Brazilian Horticulture, Opportunities for Business and Investments
The Netherlands and Brazil have longstanding good relations when it comes to agriculture and agri-business. We are both among the largest producers and exporters of agricultural products in the world and our common goal is to increase sustainable productivity to continue feeding the world with healthy, nutritious and safe food. Sustainable production while respecting people, nature, our environment and the carrying capacity of our planet is extremely important.
The Netherlands embassy in Brazil has identified the fruit and vegetable value chains in Brazil as sectors with a large potential for innovation, bilateral cooperation, trade and investment. This includes all stages of the chain; from production, transport, processing and cold storage to local marketing, import and export. Improving agro-logistics is one of the focus topics of the program because by optimizing the logistics of fruit and vegetables, (food) losses, which in Brazil now amount to more than 50%, can be greatly reduced and the quality of the products improved.

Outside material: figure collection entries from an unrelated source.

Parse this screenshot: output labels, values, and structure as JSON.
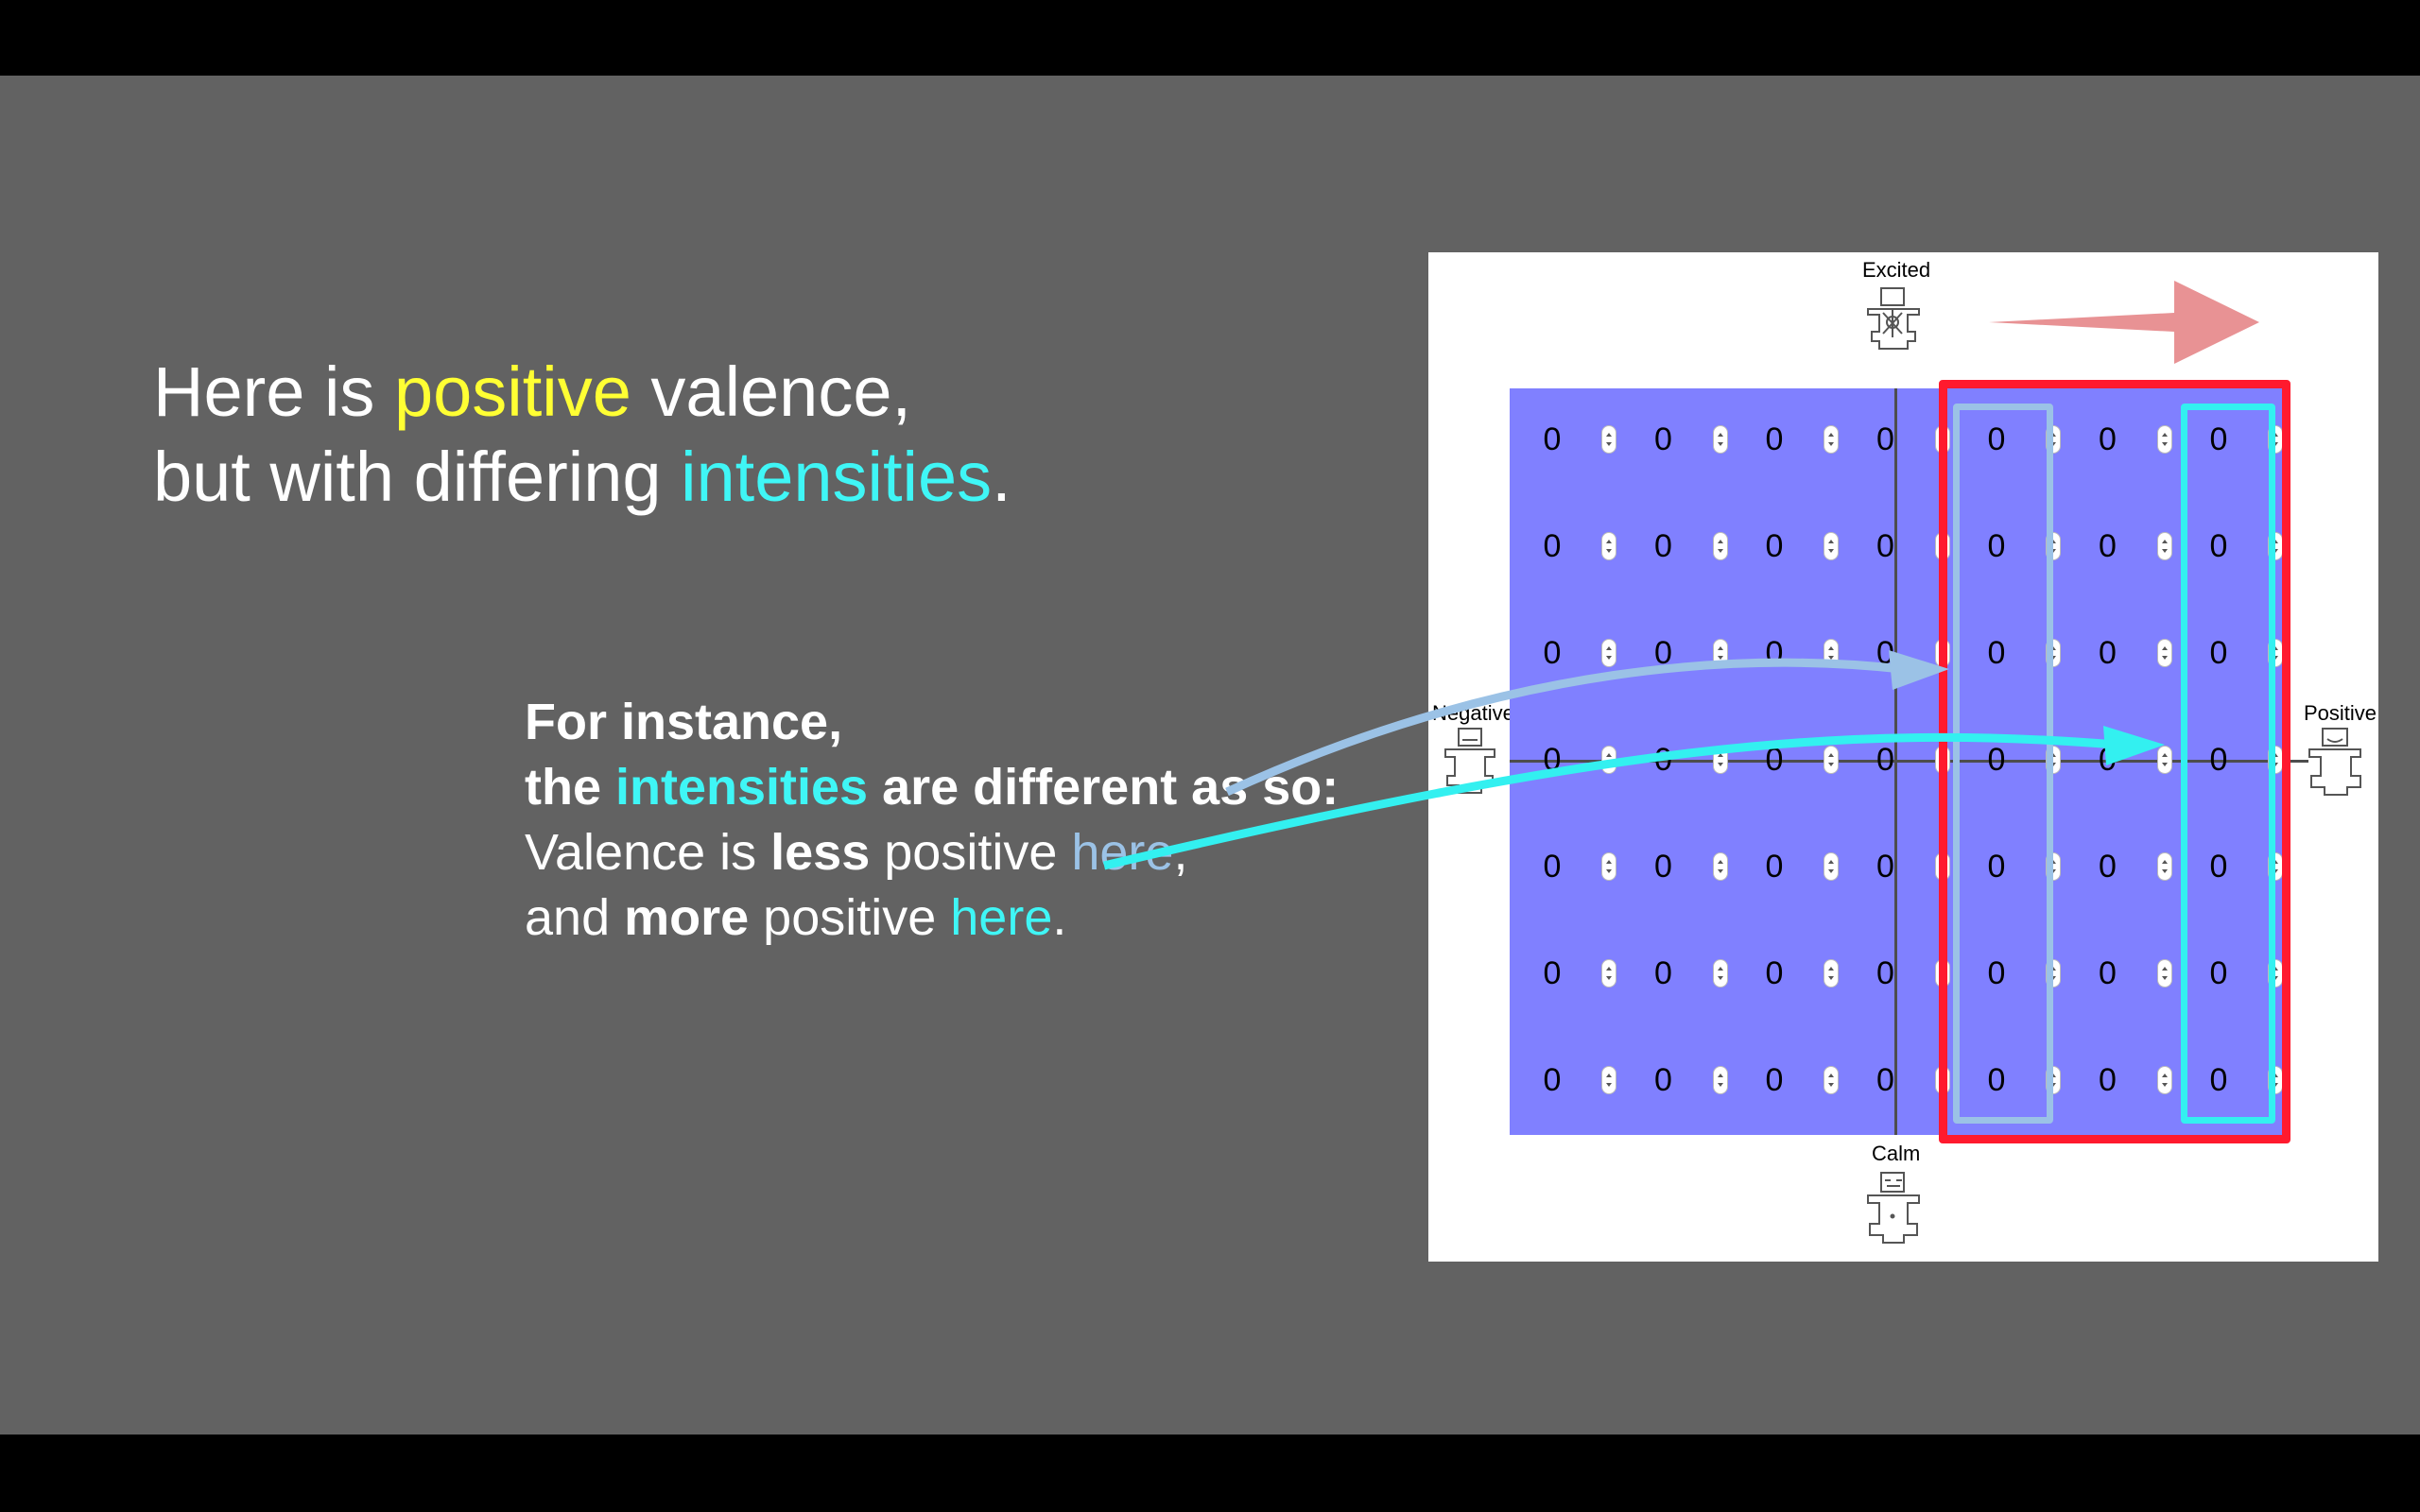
{
  "title": {
    "line1_pre": "Here is ",
    "line1_highlight": "positive",
    "line1_post": " valence,",
    "line2_pre": "but with differing ",
    "line2_highlight": "intensities",
    "line2_post": "."
  },
  "note": {
    "line1": "For instance,",
    "line2_pre": "the ",
    "line2_highlight": "intensities",
    "line2_post": " are different as so:",
    "line3_pre": "Valence is ",
    "line3_bold": "less",
    "line3_mid": " positive ",
    "line3_link": "here",
    "line3_post": ",",
    "line4_pre": "and ",
    "line4_bold": "more",
    "line4_mid": " positive ",
    "line4_link": "here",
    "line4_post": "."
  },
  "figure": {
    "top_label": "Excited",
    "bottom_label": "Calm",
    "left_label": "Negative",
    "right_label": "Positive",
    "cell_value": "0",
    "rows": 7,
    "cols": 7
  },
  "colors": {
    "yellow": "#ffff33",
    "cyan": "#3ff6f6",
    "light_blue": "#9bc2e6",
    "red": "#ff1a2e",
    "salmon_arrow": "#e89294",
    "grid_fill": "#8080ff"
  }
}
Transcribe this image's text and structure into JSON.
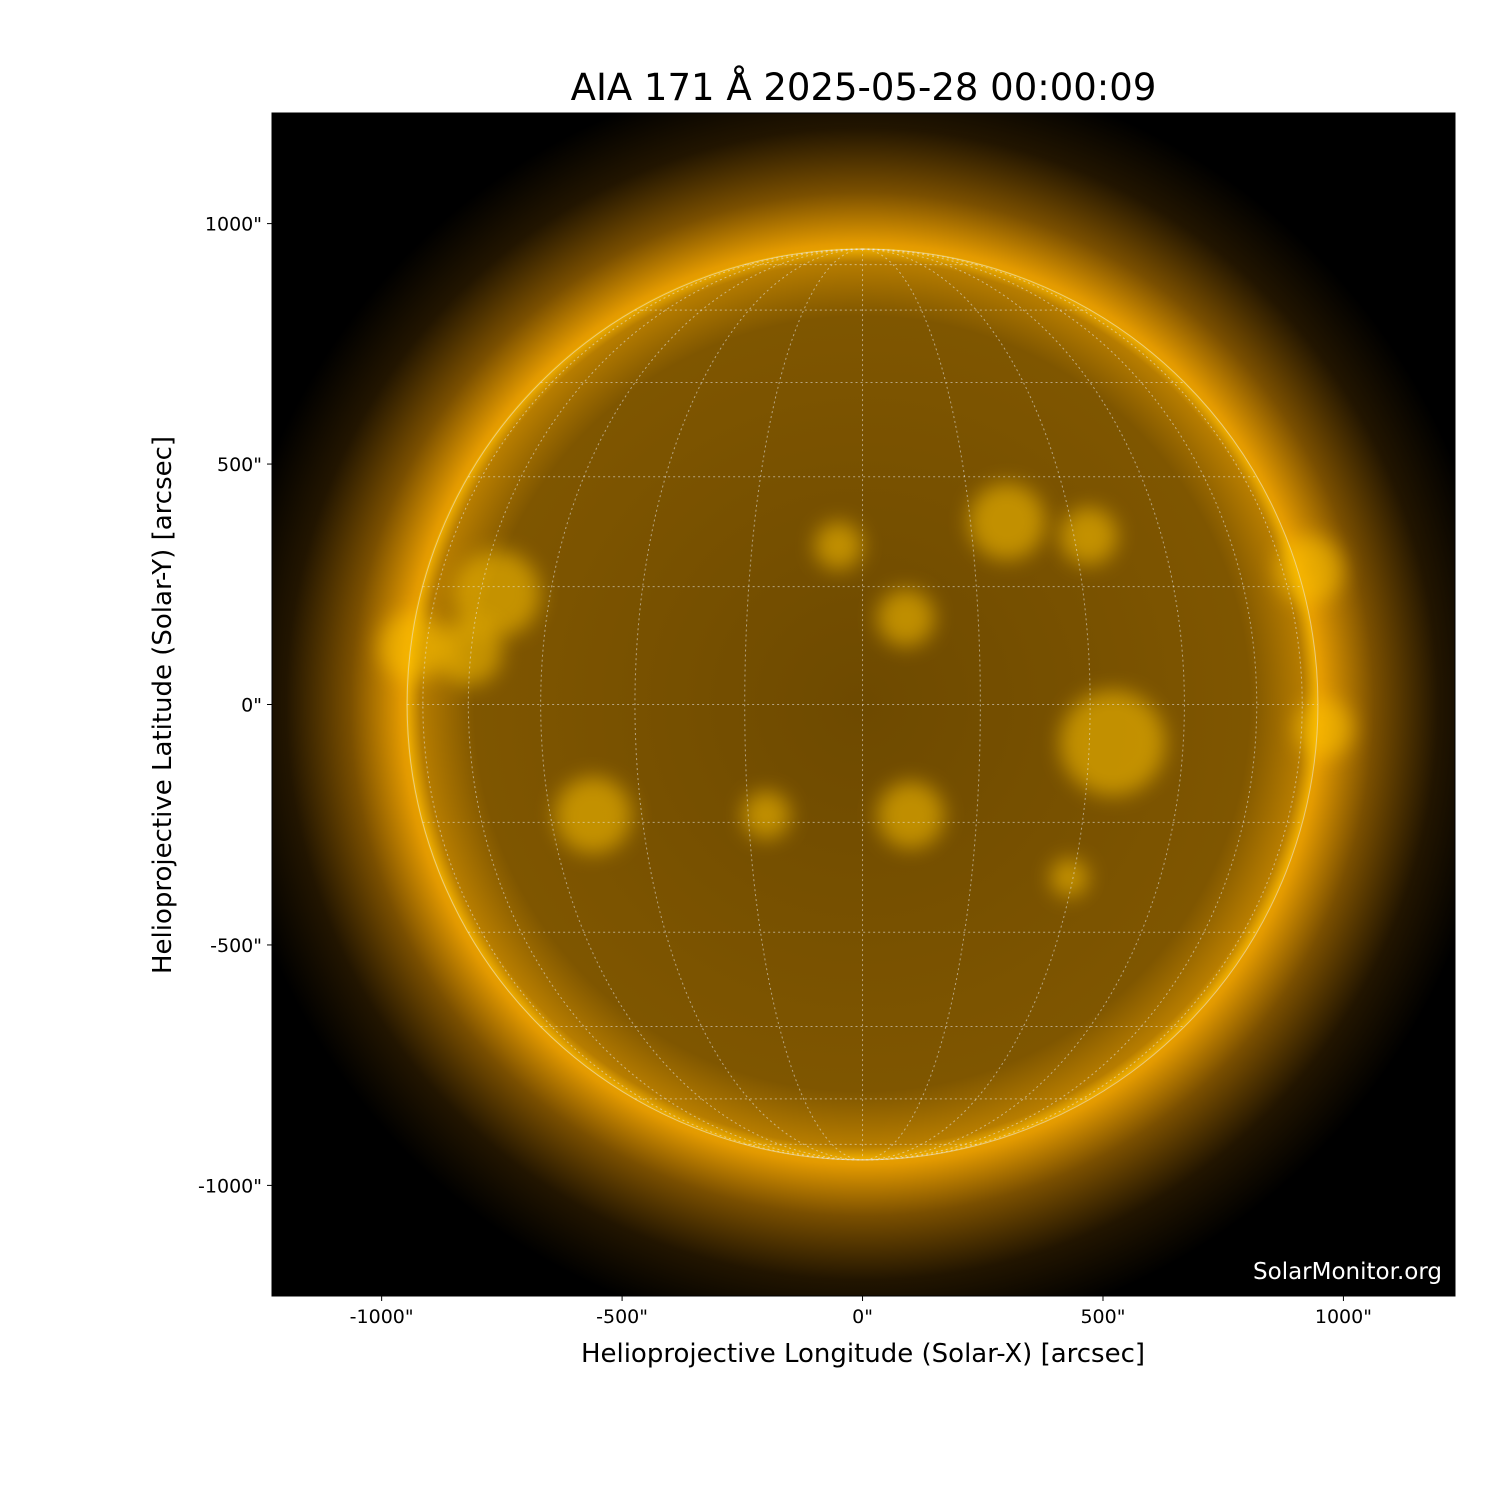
{
  "chart_data": {
    "type": "image",
    "title": "AIA 171 Å 2025-05-28 00:00:09",
    "xlabel": "Helioprojective Longitude (Solar-X) [arcsec]",
    "ylabel": "Helioprojective Latitude (Solar-Y) [arcsec]",
    "xlim": [
      -1228,
      1232
    ],
    "ylim": [
      -1230,
      1230
    ],
    "xticks": [
      -1000,
      -500,
      0,
      500,
      1000
    ],
    "xtick_labels": [
      "-1000\"",
      "-500\"",
      "0\"",
      "500\"",
      "1000\""
    ],
    "yticks": [
      1000,
      500,
      0,
      -500,
      -1000
    ],
    "ytick_labels": [
      "1000\"",
      "500\"",
      "0\"",
      "-500\"",
      "-1000\""
    ],
    "solar_radius_arcsec": 947,
    "grid": "heliographic, dotted, 15° spacing",
    "colormap": "sdoaia171",
    "colors": {
      "background": "#000000",
      "disk": "#7a5200",
      "corona": "#f0a800"
    }
  },
  "watermark": "SolarMonitor.org"
}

Also in Brazil the fruit and vegetable sector is on the priority list which is why at the end of 2019 the Brazilian ministry of agriculture (MAPA) launched a national program aimed at the modernization of all distribution centers of fruit and vegetables; with the objective to improve the infrastructure and management, increase effectivity and quality, and reduce food loss. At these so-called CEASA’s of which 70 are distributed across the country, around 70% of the total fruit and vegetable production is marketed.
In February of 2020, just before start of the Covid 19 pandemic the Netherlands Embassy organized a fruit and vegetable/logistics mission to the Netherlands to demonstrate the Dutch system. Brazilian government including MAPA and CONAB, CEASAs, and fruit and vegetable traders participated in this successful and learning mission.
This mapping study is the next stage in the program and gives an overview of the vegetable sector in Brazil. It is primarily intended for (Dutch) companies working in this sector with an ambition to improve or start business in, or with Brazil in this area. The study provides invaluable market information and opportunities along the whole vegetable value chain.
Although the report is already quite comprehensive, in discussions with Ibrahort, which is the association representing the entire vegetable sector in Brazil, it has become clear that they can deliver even more, detailed and tailor made information for interested companies. The vegetable sector is receptive for and welcomes innovation, technology, partnerships and business.
This report is the second in a trilogy. The first report covers the fruit value chain and the third provides insights, good practices and possible circularity in both the fruit and the vegetable value chains.